Fabiano Mazzini, jornalista e professor universitário 

Não creio que a punição aos clubes seja medida justa para tratar da questão da violência produzida pelas torcidas, mesmo no caso das organizadas. Digo justa, e adiante explico o porquê do termo, considerando o fato de que este tipo de medida pode frustrar quem deseja um efetivo combate ao problema.

É preciso que nos lembremos que a violência que se quer reduzir tem inúmeras causas, manifestações e formas de abordagem. Portanto, sua complexidade não recomenda saídas fáceis, de efeito aparentemente imediato, e que apenas transferem responsabilidades diante do fracasso do Estado, e de amplos setores da sociedade, em produzirem um ambiente que leve a paz aos estádios.

A violência das torcidas de futebol no Brasil é um componente da nossa formação cultural, que precisa ser olhado, inclusive, a partir da constituição da identidade do homem americano em uma sociedade machista, patriarcal e que sinaliza o tempo todo ao adolescente que, para ser aceito em determinado grupo social, ele precisa assumir a postura do bravo guerreiro, destemido, que está pronto para os perrengues da vida adulta.

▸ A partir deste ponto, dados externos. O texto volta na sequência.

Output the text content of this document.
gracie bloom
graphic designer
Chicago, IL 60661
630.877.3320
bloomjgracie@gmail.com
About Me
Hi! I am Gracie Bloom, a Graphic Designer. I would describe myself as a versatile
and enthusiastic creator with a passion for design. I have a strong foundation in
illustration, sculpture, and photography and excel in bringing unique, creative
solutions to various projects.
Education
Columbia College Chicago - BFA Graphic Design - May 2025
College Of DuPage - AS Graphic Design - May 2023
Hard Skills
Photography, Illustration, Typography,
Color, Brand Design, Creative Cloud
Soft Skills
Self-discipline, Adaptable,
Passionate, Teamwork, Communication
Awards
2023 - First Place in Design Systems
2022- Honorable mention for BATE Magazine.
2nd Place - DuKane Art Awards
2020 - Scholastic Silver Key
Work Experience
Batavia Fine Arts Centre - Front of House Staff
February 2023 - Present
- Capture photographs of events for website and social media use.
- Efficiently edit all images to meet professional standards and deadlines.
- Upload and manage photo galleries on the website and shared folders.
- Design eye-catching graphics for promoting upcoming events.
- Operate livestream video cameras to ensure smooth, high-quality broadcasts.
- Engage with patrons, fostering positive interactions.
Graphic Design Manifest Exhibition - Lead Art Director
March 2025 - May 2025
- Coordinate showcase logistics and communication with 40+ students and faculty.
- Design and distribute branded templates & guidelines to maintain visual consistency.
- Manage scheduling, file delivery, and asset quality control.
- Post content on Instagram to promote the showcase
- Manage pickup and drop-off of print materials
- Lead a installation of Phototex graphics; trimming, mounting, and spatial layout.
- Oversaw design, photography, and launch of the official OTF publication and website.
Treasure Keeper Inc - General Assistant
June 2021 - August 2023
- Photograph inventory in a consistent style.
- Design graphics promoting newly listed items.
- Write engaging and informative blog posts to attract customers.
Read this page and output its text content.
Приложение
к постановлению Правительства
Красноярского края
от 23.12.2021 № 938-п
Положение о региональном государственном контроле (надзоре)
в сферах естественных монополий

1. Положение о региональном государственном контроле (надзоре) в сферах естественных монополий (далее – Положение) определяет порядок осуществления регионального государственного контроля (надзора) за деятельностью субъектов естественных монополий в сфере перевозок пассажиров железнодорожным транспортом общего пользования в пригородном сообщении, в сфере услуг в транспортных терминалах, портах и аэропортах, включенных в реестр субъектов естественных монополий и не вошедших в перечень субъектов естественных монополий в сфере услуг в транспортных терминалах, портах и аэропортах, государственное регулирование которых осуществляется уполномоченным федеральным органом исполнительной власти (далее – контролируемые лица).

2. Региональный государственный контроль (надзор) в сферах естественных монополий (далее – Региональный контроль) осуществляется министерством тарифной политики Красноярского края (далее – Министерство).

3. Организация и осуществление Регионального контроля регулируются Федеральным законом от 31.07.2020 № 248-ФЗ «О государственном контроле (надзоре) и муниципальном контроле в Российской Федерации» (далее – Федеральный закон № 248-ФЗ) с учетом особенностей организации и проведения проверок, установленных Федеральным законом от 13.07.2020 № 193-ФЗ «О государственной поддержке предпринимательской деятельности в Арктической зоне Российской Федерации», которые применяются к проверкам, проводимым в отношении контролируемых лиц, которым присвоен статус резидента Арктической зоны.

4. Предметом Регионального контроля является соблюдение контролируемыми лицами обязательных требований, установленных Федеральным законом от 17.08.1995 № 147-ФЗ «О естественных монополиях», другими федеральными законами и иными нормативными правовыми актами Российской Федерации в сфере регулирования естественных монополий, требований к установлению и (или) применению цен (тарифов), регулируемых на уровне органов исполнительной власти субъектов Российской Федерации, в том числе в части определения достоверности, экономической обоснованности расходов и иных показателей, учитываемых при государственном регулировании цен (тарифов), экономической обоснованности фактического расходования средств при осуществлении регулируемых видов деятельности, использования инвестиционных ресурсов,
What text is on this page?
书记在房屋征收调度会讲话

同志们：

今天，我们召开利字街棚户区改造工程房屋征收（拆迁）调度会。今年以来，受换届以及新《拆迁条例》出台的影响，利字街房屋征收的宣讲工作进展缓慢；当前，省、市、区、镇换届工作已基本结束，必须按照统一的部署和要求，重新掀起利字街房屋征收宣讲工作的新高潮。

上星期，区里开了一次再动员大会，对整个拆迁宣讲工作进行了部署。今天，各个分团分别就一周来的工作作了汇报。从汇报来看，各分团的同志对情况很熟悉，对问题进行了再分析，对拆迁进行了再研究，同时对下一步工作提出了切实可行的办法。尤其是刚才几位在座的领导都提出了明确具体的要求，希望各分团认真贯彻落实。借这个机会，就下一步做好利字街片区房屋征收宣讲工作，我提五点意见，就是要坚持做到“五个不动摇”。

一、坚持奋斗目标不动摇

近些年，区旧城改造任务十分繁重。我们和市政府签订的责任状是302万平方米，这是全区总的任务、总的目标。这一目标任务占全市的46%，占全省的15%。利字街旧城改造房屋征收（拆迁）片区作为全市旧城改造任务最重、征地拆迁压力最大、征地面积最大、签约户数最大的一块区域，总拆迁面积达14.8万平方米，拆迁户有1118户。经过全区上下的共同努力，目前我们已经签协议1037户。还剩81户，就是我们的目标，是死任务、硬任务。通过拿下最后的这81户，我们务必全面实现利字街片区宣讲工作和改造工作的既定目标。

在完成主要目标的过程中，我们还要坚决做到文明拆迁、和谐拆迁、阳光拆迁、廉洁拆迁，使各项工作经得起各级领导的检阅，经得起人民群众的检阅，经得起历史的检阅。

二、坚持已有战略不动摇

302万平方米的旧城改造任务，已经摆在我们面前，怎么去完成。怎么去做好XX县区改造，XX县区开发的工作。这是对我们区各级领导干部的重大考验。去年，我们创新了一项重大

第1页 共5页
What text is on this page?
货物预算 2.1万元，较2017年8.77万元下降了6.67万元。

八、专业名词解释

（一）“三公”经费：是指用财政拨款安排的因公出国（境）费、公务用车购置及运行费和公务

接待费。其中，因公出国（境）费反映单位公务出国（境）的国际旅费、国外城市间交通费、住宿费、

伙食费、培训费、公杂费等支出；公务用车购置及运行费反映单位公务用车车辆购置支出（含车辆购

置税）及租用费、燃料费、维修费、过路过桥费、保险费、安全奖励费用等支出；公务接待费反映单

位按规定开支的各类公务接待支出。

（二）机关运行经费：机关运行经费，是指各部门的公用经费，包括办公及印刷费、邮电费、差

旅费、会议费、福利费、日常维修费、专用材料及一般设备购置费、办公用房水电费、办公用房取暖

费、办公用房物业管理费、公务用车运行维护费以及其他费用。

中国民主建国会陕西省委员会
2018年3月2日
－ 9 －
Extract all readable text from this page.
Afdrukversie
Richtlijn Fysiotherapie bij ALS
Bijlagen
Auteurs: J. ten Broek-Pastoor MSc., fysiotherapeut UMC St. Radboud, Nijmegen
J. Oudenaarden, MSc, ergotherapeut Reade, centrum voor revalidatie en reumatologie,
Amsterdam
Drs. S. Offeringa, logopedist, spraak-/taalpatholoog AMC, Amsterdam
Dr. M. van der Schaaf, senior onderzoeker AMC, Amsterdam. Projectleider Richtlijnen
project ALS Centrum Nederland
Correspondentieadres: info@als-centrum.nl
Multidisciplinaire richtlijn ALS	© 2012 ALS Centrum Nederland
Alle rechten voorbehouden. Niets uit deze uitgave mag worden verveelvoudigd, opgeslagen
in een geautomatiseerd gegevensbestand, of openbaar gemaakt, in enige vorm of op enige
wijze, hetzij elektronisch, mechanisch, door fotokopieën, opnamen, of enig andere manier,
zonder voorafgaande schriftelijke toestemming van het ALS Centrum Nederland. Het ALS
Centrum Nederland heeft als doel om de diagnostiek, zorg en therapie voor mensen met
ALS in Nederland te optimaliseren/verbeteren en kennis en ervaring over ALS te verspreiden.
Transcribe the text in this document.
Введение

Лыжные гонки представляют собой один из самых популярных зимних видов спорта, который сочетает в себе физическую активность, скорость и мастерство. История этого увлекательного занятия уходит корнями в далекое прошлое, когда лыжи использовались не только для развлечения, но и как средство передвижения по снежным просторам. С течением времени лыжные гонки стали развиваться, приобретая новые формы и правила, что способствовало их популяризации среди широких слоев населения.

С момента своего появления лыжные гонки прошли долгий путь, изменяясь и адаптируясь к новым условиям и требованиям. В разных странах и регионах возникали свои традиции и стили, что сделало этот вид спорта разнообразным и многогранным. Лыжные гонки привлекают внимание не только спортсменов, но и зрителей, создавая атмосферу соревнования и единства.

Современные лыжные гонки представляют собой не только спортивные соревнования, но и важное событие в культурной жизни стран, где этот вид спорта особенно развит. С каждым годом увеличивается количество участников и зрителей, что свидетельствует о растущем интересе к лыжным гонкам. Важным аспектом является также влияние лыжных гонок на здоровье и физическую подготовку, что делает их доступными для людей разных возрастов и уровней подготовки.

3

Nada contra o nosso jovem assumir compromissos, mas no caso das torcidas que produzem violência, o que se assume é, ao contrário, a tentativa de seus membros não terem sua conduta individualizada. E por quê isso? Talvez a resposta seja para fugirem de suas responsabilidades, incluindo as de âmbito criminal. É como se no grupo tudo fosse possível, nada fosse repreensível e, fora dele, há outros indivíduos, com outros afazeres, sujeitos sangue bom ou do bem, como se diz.

É uma pena que isso nada tenha a ver com as estratégias legítimas das torcidas dos clubes em reforçarem uma identidade de grupo, da forma saudável e empolgante com que entoam seus cantos e emprestam suas cores e coreografias ao espetáculo visual que o futebol proporciona.

Também não se pode fechar os olhos para inúmeras outras formas de promoção da violência em uma sociedade cada vez mais violenta e desigual: tem a violência da repressão, às vezes, gratuita da polícia e, não raro, despreparada e seletiva; a violência de um espetáculo inacessível aos mais pobres, que perderam lugar nas arenas modernas, afastados pelos preços exorbitantes dos ingressos; a violência do horário da partida, que termina no início da madrugada por causa da exigência da TV, o que leva torcedores de todas as idades a se aventurarem na insegurança das cidades grandes pelo simples prazer de torcer, para ficar em alguns exemplos.

Portanto, recuperando a expressão “justa” lá de cima, considero a punição aos clubes apenas um paliativo não adequado, não ajustado (no sentido de calibrado) para enfrentar a questão. E que pode, ao contrário, gerar injustiça para o próprio clube e à esmagadora maioria dos torcedores que fazem do cotidiano das arquibancadas um ato de amor ao time, não de violência. Não que o clube não tenha suas obrigações e, sim, ele as possui. A maior delas: não estimular e nem acobertar ato criminoso de seus torcedores, porque é de crime que estamos falando. Se o fizer, que responda da mesma forma, e na forma da lei.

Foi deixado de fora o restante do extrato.